The aria “Che faranno i vecchi miei,” sung by the minstrel character Jake Wallace in Act I Puccini’s opera La Fanciulla del West, was long thought to have its source in the Stephen Foster tune Old Dog Tray. In fact, the source for the Puccini aria is Carlos Troyer’s arrangement of the Chorus of Virgin Maidens from the Zuni Indian Festive Sun-Dance. The long-standing misconception of this aria’s source arose primarily because the play on which La Fanciulla is based, David Belasco’s The Girl of the Golden West, includes a line that implores Jake Wallace to sing Old Dog Tray; since then, scholars have assumed a direct source-work connection between the songs in the play and the opera. Not only does the tune Belasco included in the play—an ensemble arrangement written by the music director for the play, William Walter Furst—not match Puccini’s aria in either poetic meter or melody, but Belasco’s tune also differs greatly from the music and lyrics of Foster’s song.

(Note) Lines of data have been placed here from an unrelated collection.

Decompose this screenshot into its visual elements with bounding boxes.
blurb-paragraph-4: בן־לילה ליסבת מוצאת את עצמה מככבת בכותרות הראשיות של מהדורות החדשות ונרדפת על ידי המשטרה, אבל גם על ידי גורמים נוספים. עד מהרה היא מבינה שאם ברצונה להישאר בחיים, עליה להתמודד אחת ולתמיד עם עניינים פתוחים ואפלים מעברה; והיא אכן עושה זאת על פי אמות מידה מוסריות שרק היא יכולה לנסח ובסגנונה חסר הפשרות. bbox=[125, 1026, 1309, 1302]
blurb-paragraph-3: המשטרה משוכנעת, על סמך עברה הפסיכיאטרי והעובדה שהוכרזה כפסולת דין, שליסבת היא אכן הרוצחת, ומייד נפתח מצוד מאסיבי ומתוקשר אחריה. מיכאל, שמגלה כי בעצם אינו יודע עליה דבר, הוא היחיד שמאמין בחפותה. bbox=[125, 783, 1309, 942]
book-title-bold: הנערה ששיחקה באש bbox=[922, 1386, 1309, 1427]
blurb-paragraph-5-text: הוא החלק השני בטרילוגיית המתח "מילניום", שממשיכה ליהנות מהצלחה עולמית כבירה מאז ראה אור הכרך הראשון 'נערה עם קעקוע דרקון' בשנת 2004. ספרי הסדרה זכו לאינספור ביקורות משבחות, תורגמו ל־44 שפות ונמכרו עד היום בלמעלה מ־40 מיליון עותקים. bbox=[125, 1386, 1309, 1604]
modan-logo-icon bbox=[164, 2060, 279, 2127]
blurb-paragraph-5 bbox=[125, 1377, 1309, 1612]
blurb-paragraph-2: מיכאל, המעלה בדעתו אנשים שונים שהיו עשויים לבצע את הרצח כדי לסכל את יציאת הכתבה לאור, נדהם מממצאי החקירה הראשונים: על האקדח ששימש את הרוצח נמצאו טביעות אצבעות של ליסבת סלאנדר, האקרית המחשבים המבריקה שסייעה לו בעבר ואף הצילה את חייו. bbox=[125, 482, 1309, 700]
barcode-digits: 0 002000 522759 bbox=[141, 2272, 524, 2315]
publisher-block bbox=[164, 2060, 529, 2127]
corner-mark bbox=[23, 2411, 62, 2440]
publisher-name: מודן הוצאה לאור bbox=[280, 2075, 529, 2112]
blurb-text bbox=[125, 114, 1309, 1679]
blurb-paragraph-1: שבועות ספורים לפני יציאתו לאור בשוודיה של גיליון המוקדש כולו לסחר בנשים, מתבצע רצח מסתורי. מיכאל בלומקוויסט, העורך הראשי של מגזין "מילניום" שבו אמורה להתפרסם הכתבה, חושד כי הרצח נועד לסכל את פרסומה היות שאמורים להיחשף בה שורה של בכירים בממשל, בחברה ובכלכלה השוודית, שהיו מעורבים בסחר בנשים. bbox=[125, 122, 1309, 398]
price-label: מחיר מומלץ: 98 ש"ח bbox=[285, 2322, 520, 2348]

A look at Puccini’s sketches and letters solves this puzzle: the composer received a book containing the Festive Sun-Dance from Sybil Seligman in 1907. With the exception of phrase repetition, the melody of the opening period in “Che faranno” matches the Zuni Indian tune exactly.
Works: Puccini: La Fanciulla del West (362-92); William Walter Furst: Old Dog Tray (370-76).